Topic Area and Background: This proposal advances products to treat maxillofacial trauma sustained during combat. Complex maxillofacial and mandibular trauma is difficult to treat in forward environments due to limitations in current medical technology. The ability to rapidly produce an anatomically customized implant on demand that leads to rapid and robust bone regeneration would transform dental care in forward areas.
Objective: The objective for the Phase I/II study, named RESTORE (REgenerative patient Specific Therapeutics for CMF REpair), is to evaluate OsteoAdaptTM DE’s safety and performance in comparison to standard of care (xenograft particulate bone graft) for alveolar ridge augmentation. This Feasibility study (45 patients) will inform the endpoints of a statistically powered pivotal clinical study in order to obtain PMA approval for the lead indication of segmental mandibular defect repair.
Patients requiring a single tooth extraction (with the intent of placing a dental implant into the regenerated bone in the extraction socket) that meet study eligibility requirements will be randomized into one of three study arms prior to the extraction procedure at a 1:1:1 ratio (15 patients each) – Control vs. Investigational (low dose or high dose OsteoAdaptTM DE). Subjects will be blinded to their arm allocation whereas the treating physician will be unblinded (Single blinded study). Primary outcome measures will be assessed after 6 months; this includes evaluating successful placement of a dental implant with primary stability, comparing rates of serious adverse events, and the occurrence of any unplanned additional procedures at the implantation site related to the grafting material and/or grafting procedure.

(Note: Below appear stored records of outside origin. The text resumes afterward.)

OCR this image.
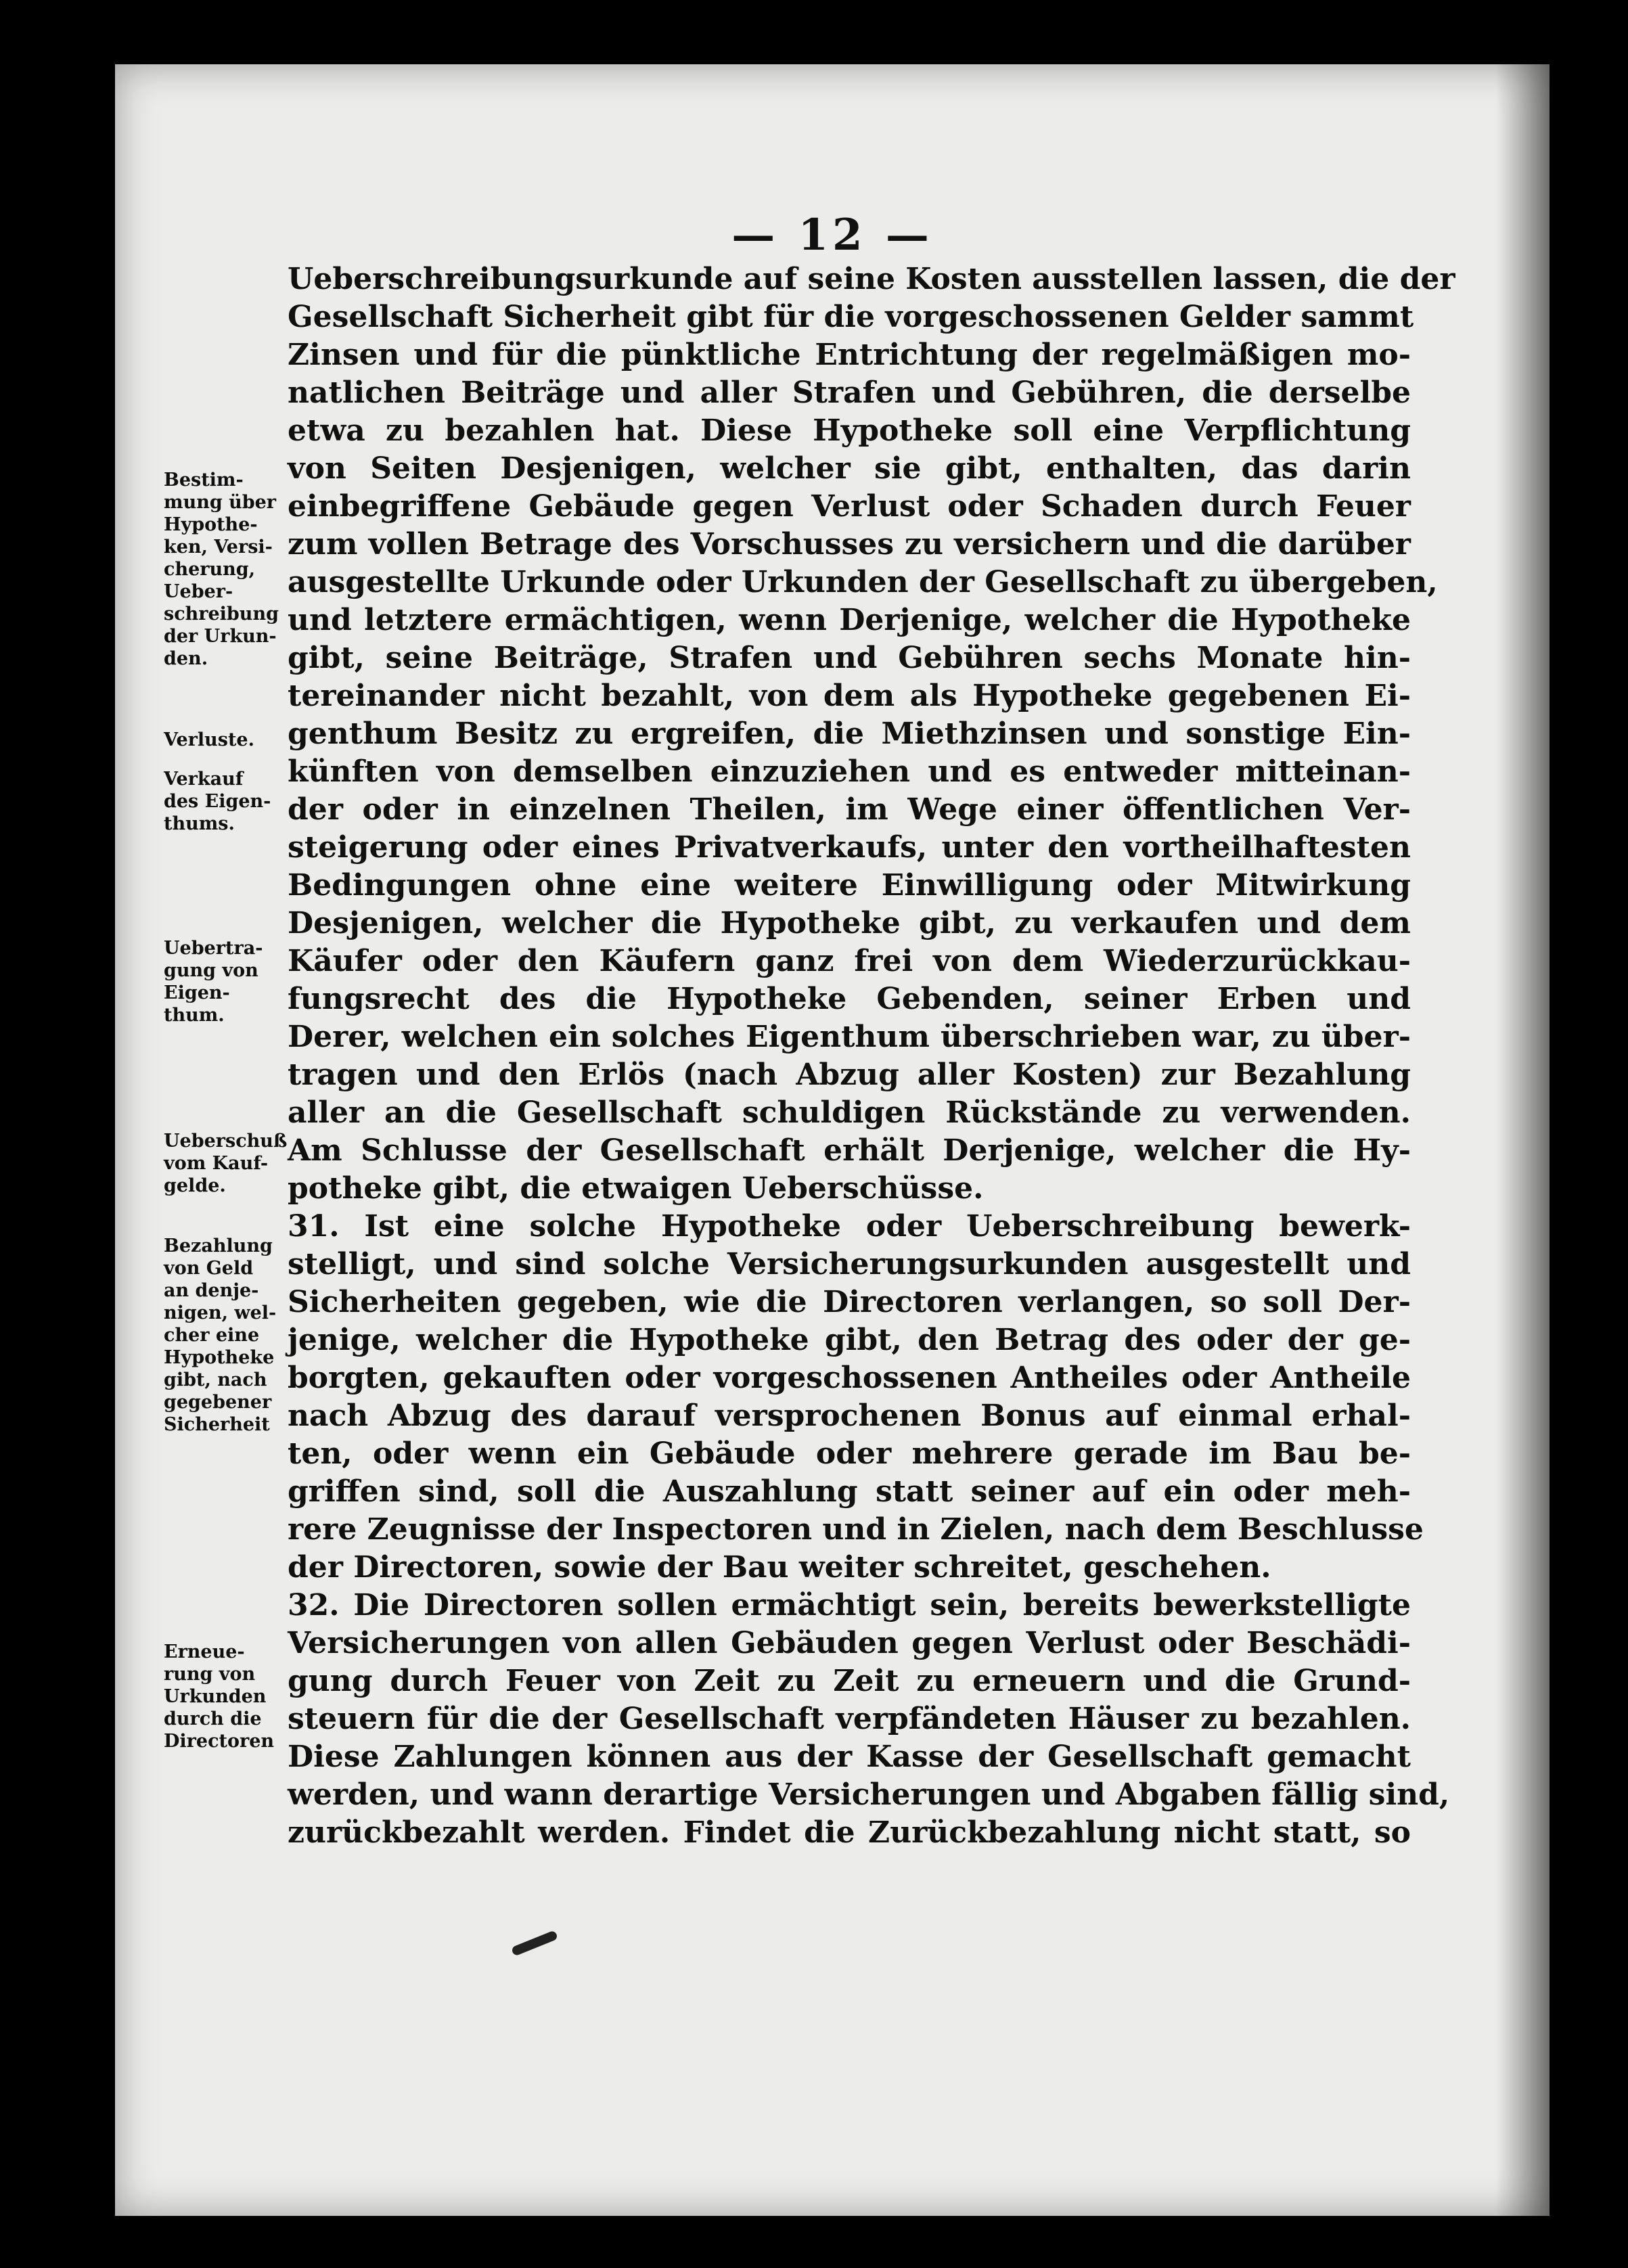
— 12 —
Ueberschreibungsurkunde auf seine Kosten ausstellen lassen, die der
Gesellschaft Sicherheit gibt für die vorgeschossenen Gelder sammt
Zinsen und für die pünktliche Entrichtung der regelmäßigen mo-
natlichen Beiträge und aller Strafen und Gebühren, die derselbe
etwa zu bezahlen hat. Diese Hypotheke soll eine Verpflichtung
von Seiten Desjenigen, welcher sie gibt, enthalten, das darin
einbegriffene Gebäude gegen Verlust oder Schaden durch Feuer
zum vollen Betrage des Vorschusses zu versichern und die darüber
ausgestellte Urkunde oder Urkunden der Gesellschaft zu übergeben,
und letztere ermächtigen, wenn Derjenige, welcher die Hypotheke
gibt, seine Beiträge, Strafen und Gebühren sechs Monate hin-
tereinander nicht bezahlt, von dem als Hypotheke gegebenen Ei-
genthum Besitz zu ergreifen, die Miethzinsen und sonstige Ein-
künften von demselben einzuziehen und es entweder mitteinan-
der oder in einzelnen Theilen, im Wege einer öffentlichen Ver-
steigerung oder eines Privatverkaufs, unter den vortheilhaftesten
Bedingungen ohne eine weitere Einwilligung oder Mitwirkung
Desjenigen, welcher die Hypotheke gibt, zu verkaufen und dem
Käufer oder den Käufern ganz frei von dem Wiederzurückkau-
fungsrecht des die Hypotheke Gebenden, seiner Erben und
Derer, welchen ein solches Eigenthum überschrieben war, zu über-
tragen und den Erlös (nach Abzug aller Kosten) zur Bezahlung
aller an die Gesellschaft schuldigen Rückstände zu verwenden.
Am Schlusse der Gesellschaft erhält Derjenige, welcher die Hy-
potheke gibt, die etwaigen Ueberschüsse.
31. Ist eine solche Hypotheke oder Ueberschreibung bewerk-
stelligt, und sind solche Versicherungsurkunden ausgestellt und
Sicherheiten gegeben, wie die Directoren verlangen, so soll Der-
jenige, welcher die Hypotheke gibt, den Betrag des oder der ge-
borgten, gekauften oder vorgeschossenen Antheiles oder Antheile
nach Abzug des darauf versprochenen Bonus auf einmal erhal-
ten, oder wenn ein Gebäude oder mehrere gerade im Bau be-
griffen sind, soll die Auszahlung statt seiner auf ein oder meh-
rere Zeugnisse der Inspectoren und in Zielen, nach dem Beschlusse
der Directoren, sowie der Bau weiter schreitet, geschehen.
32. Die Directoren sollen ermächtigt sein, bereits bewerkstelligte
Versicherungen von allen Gebäuden gegen Verlust oder Beschädi-
gung durch Feuer von Zeit zu Zeit zu erneuern und die Grund-
steuern für die der Gesellschaft verpfändeten Häuser zu bezahlen.
Diese Zahlungen können aus der Kasse der Gesellschaft gemacht
werden, und wann derartige Versicherungen und Abgaben fällig sind,
zurückbezahlt werden. Findet die Zurückbezahlung nicht statt, so
Bestim-
mung über
Hypothe-
ken, Versi-
cherung,
Ueber-
schreibung
der Urkun-
den.
Verluste.
Verkauf
des Eigen-
thums.
Uebertra-
gung von
Eigen-
thum.
Ueberschuß
vom Kauf-
gelde.
Bezahlung
von Geld
an denje-
nigen, wel-
cher eine
Hypotheke
gibt, nach
gegebener
Sicherheit
Erneue-
rung von
Urkunden
durch die
Directoren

Theradaptive has developed a platform that enables the production of on-demand anatomically personalized regenerative implants that can fully regenerate large segments of the facial anatomy. This platform can produce customized implants on demand in less than 24 hours. Theradaptive has partnered with 3D Systems, the world’s leading healthcare 3D printing company, to combine their existing Virtual Surgical Planning (VSP) platform with Theradaptive’s osteoinductive 3D device, OsteoAdaptTM DE. In January 2024, the FDA granted Theradaptive IDE approval to commence a Phase I/II clinical study in vertebral fusion (see NCT06154005 on clinicaltrials.gov). Theradaptive will leverage the device master file (DMF) to submit an IDE in maxillofacial repair in support of this project.
Applicability: CMF emergencies continue to be a threat to overall readiness in both deployed and peacetime environments. Published studies of military personnel have reported that between 26% to 75% of these emergencies cannot be prevented. Many of these emergencies involve complications with the underlying bone and require treatments that can only be delivered in advanced care settings. The treatment we propose here would enable these restorative procedures to be completed without the need for advanced techniques in forward areas and with significantly accelerated regeneration thus leading to faster return to duty rates.